家を売却せず、妻が家を出て、夫が家に残る場合、夫がきちんとローンを払い続ければいいわけですが、元妻の連帯保証人の身分は変わらないので、滞納があると、請求が元妻のところへ来てしまいます。元妻としては、できれば連帯保証人から外れたいですが、実際これが難しく、代わりの連帯保証人を立てて、債権者に認めてもらわなければならないので、実現性はかなり低いのです。
さらに問題なのは、妻が家に残る場合。ローンの名義人である夫にとっては、自分が住んでいるわけでもないのに、まだ10年も20年もローンを払い続けなければなりません。さらにその上、引越し先の家賃も払わなければならない。経済的負担が大きいため、元夫が再婚でもしようものなら、元妻の家のローンなんか払いたくない…と支払が滞り、連帯保証人に請求が行くケースも珍しくありません。女性に安定した収入があれば、連帯保証人として返済を続ける、あるいは、夫の名義で事実上返済を続けていくなど、自分でローンを支払っていってもいいでしょう。でも実際は、女性に経済力が乏しく、支払えなくなるケースが多いです。

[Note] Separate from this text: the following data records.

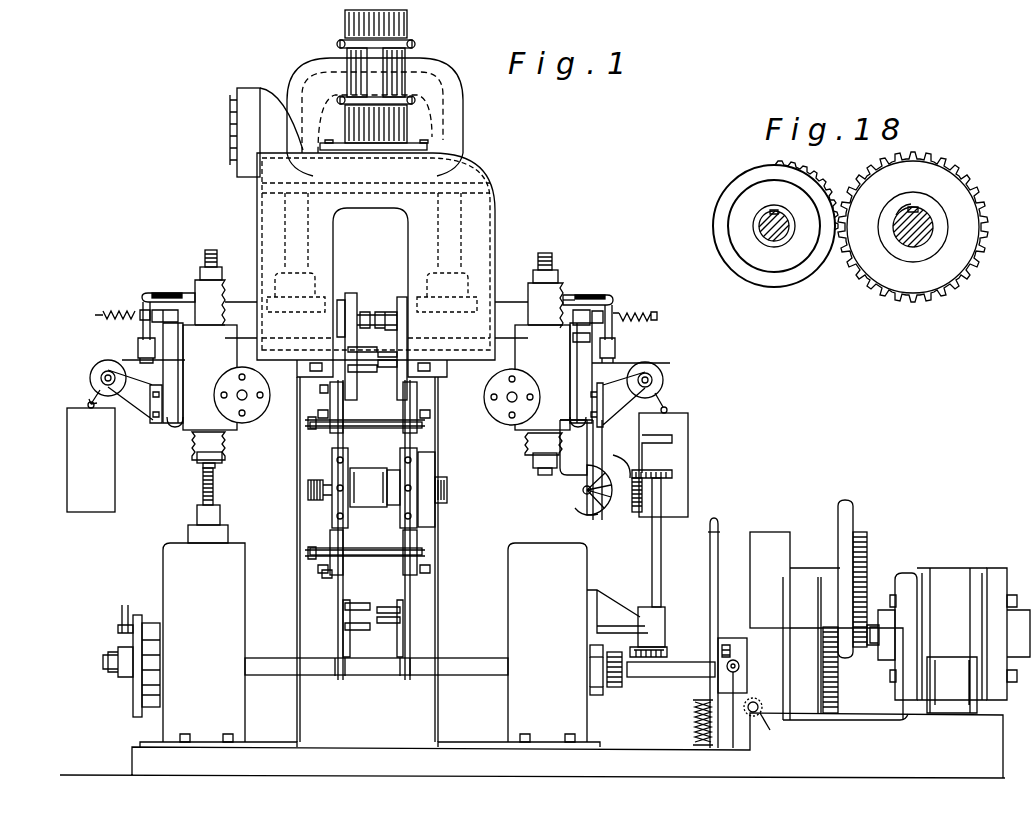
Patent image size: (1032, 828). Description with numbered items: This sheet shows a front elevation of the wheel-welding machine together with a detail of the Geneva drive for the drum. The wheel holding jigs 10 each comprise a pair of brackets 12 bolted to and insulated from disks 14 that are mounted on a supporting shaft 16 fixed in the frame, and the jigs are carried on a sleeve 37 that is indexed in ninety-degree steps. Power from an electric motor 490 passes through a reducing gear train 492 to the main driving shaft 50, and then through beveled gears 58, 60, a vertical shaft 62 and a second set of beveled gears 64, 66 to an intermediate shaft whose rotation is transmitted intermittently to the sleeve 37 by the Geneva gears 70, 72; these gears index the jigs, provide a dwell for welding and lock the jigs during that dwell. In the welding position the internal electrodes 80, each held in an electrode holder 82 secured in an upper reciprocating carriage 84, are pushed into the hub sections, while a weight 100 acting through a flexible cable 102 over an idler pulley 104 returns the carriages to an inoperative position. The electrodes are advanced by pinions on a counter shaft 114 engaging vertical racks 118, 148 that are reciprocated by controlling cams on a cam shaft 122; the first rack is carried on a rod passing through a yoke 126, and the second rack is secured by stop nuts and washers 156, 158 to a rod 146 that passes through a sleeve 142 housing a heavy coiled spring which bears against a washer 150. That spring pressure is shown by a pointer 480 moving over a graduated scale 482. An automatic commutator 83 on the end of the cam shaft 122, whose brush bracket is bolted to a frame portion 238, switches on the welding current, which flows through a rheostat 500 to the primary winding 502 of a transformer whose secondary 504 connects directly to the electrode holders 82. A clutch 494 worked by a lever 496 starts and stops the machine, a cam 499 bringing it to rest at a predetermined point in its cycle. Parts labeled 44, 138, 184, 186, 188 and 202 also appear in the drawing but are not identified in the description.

In FIG. 1, the wheel holding jig 10 is at (374, 530).
In FIG. 1, the bracket 12 is at (390, 395).
In FIG. 1, the disk 14 is at (325, 452).
In FIG. 18, the supporting shaft 16 is at (929, 225).
In FIG. 1, the sleeve 37 is at (311, 504).
In FIG. 18, the sleeve 37 is at (900, 204).
In FIG. 1, the tie rod 44 is at (318, 430).
In FIG. 1, the main driving shaft 50 is at (667, 678).
In FIG. 1, the beveled gear 58 is at (645, 690).
In FIG. 1, the beveled gear 60 is at (662, 651).
In FIG. 1, the vertical shaft 62 is at (652, 553).
In FIG. 1, the beveled gear 64 is at (679, 478).
In FIG. 1, the beveled gear 66 is at (649, 500).
In FIG. 18, the Geneva gear 70 is at (762, 290).
In FIG. 1, the Geneva gear 72 is at (436, 468).
In FIG. 18, the Geneva gear 72 is at (881, 277).
In FIG. 1, the internal electrode 80 is at (379, 309).
In FIG. 1, the electrode holder 82 is at (346, 296).
In FIG. 1, the automatic commutator 83 is at (116, 682).
In FIG. 1, the upper reciprocating carriage 84 is at (249, 294).
In FIG. 1, the weight 100 is at (67, 440).
In FIG. 1, the flexible cable 102 is at (90, 398).
In FIG. 1, the idler pulley 104 is at (100, 358).
In FIG. 1, the counter shaft 114 is at (239, 387).
In FIG. 1, the vertical rack 118 is at (209, 288).
In FIG. 1, the cam shaft 122 is at (460, 657).
In FIG. 1, the yoke 126 is at (201, 252).
In FIG. 1, the nut 138 is at (198, 267).
In FIG. 1, the sleeve 142 is at (524, 507).
In FIG. 1, the rod 146 is at (536, 255).
In FIG. 1, the vertical rack 148 is at (562, 302).
In FIG. 1, the washer 150 is at (221, 468).
In FIG. 1, the stop nut and washer 156 is at (525, 468).
In FIG. 1, the stop nut and washer 158 is at (566, 274).
In FIG. 1, the spring 184 is at (90, 318).
In FIG. 1, the arm 186 is at (127, 309).
In FIG. 1, the arm 188 is at (623, 309).
In FIG. 1, the block 202 is at (623, 336).
In FIG. 1, the frame portion 238 is at (168, 615).
In FIG. 1, the pointer 480 is at (597, 473).
In FIG. 1, the graduated scale 482 is at (597, 515).
In FIG. 1, the electric motor 490 is at (965, 569).
In FIG. 1, the reducing gear train 492 is at (814, 561).
In FIG. 1, the clutch 494 is at (753, 632).
In FIG. 1, the lever 496 is at (710, 570).
In FIG. 1, the cam 499 is at (766, 722).
In FIG. 1, the rheostat 500 is at (227, 125).
In FIG. 1, the primary winding 502 is at (434, 75).
In FIG. 1, the secondary 504 is at (288, 246).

なんとか毎月の支払ができそうなので、家の名義を妻である自分のものにしたいのですが・・・

実際はそう簡単にはいかないことが多いようです。住宅ローンの名義を妻名義に変更をするには、債務の引き受けや、住宅ローンの借り換えをする必要がでてくることが多いでしょう。でも、女性の場合、どうしても経済基盤が弱いと判断されることが多く、審査が通りにくいというということがあります。このように考えると、ローンの名義人が夫である場合は、あくまで借金返済という観点から考えると、家に夫が残るほうがトラブルになる可能性が低い。妻が残る場合には、先に述べたようなリスクを想定しておいた方が良いでしょう。

離婚をするときの注意点は?

離婚しても住宅ローンの契約上は主債務者と連帯保証人のまま。これが離婚に際しては、かなり重要なポイントとなります。
話し合いが難航する場合、弁護士にご相談いただければと思います。

  • このエントリーをはてなブックマークに追加
  • Pocket
  • LINEで送る

SNSでもご購読できます。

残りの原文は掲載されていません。